Making sense of the past seven days
Today's news that Arcadia and Bhs are imposing increased payment times and demanding greater discounts from suppliers comes as no surprise. In fact, the only surprise is that it has taken Sir Philip Green, one of the most renowned experts at running retail businesses efficiently, so long to take action, given that almost everyone else in fashion has beaten him to it.

With the rise in overhead costs that they can do nothing about - such as energy, business rates and the minimum wage - retailers have no option but to try to manage the costs that they do have control over. It hasn't just been fashion retailers such as Marks & Spencer, New Look and Matalan, but the supermarkets, which have been turning the screw.

No one denies this makes life tough for suppliers, but because of the intensity of price competition, the alternative to tough terms is retailers failing.

The key is that the relationship with suppliers is seen as a partnership. Retailers are entitled to share the pain with their suppliers in difficult times, but the quid pro quo is that this needs to be remembered in good times and rewarded by loyalty - and, hopefully, increased volumes.
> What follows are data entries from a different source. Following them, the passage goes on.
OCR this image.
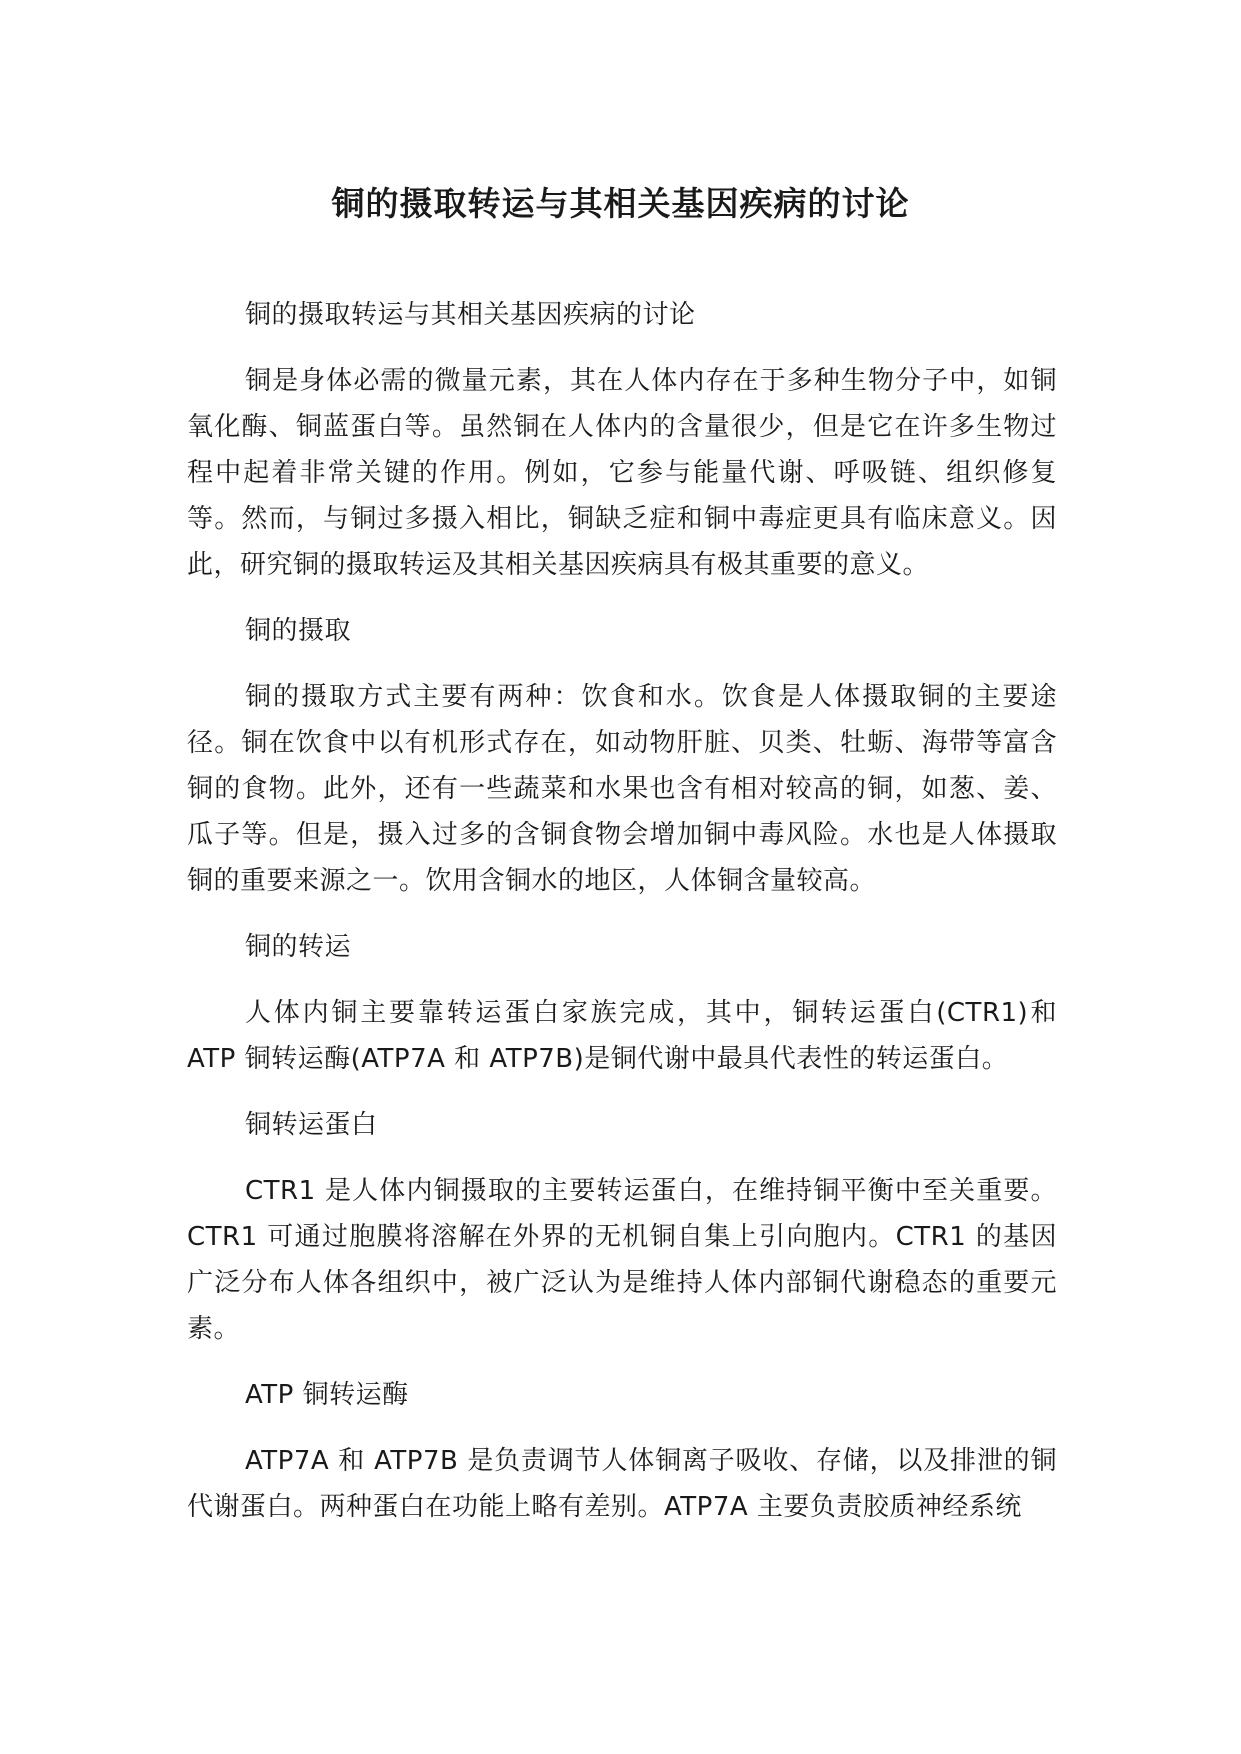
铜的摄取转运与其相关基因疾病的讨论

铜的摄取转运与其相关基因疾病的讨论

铜是身体必需的微量元素，其在人体内存在于多种生物分子中，如铜氧化酶、铜蓝蛋白等。虽然铜在人体内的含量很少，但是它在许多生物过程中起着非常关键的作用。例如，它参与能量代谢、呼吸链、组织修复等。然而，与铜过多摄入相比，铜缺乏症和铜中毒症更具有临床意义。因此，研究铜的摄取转运及其相关基因疾病具有极其重要的意义。

铜的摄取

铜的摄取方式主要有两种：饮食和水。饮食是人体摄取铜的主要途径。铜在饮食中以有机形式存在，如动物肝脏、贝类、牡蛎、海带等富含铜的食物。此外，还有一些蔬菜和水果也含有相对较高的铜，如葱、姜、瓜子等。但是，摄入过多的含铜食物会增加铜中毒风险。水也是人体摄取铜的重要来源之一。饮用含铜水的地区，人体铜含量较高。

铜的转运

人体内铜主要靠转运蛋白家族完成，其中，铜转运蛋白(CTR1)和 ATP 铜转运酶(ATP7A 和 ATP7B)是铜代谢中最具代表性的转运蛋白。

铜转运蛋白

CTR1 是人体内铜摄取的主要转运蛋白，在维持铜平衡中至关重要。CTR1 可通过胞膜将溶解在外界的无机铜自集上引向胞内。CTR1 的基因广泛分布人体各组织中，被广泛认为是维持人体内部铜代谢稳态的重要元素。

ATP 铜转运酶

ATP7A 和 ATP7B 是负责调节人体铜离子吸收、存储，以及排泄的铜代谢蛋白。两种蛋白在功能上略有差别。ATP7A 主要负责胶质神经系统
Retailers get a lot of stick, sometimes fairly, sometimes not, but this week's Business in the Community Awards showed just how the sector is taking the lead on responsible business practices.

Marks & Spencer was named company of the year, Waitrose picked up a gong and Tesco and Boots came close. The Prince of Wales gave out two special awards, both to retailers - John Lewis chairman Sir Stuart Hampson and ex-Asda boss Allan Leighton.

Because they are in the public eye, retailers come under more pressure than most big businesses to ensure their business practices are socially and environmentally friendly. It is to the industry's credit that it is rising to the challenge so well.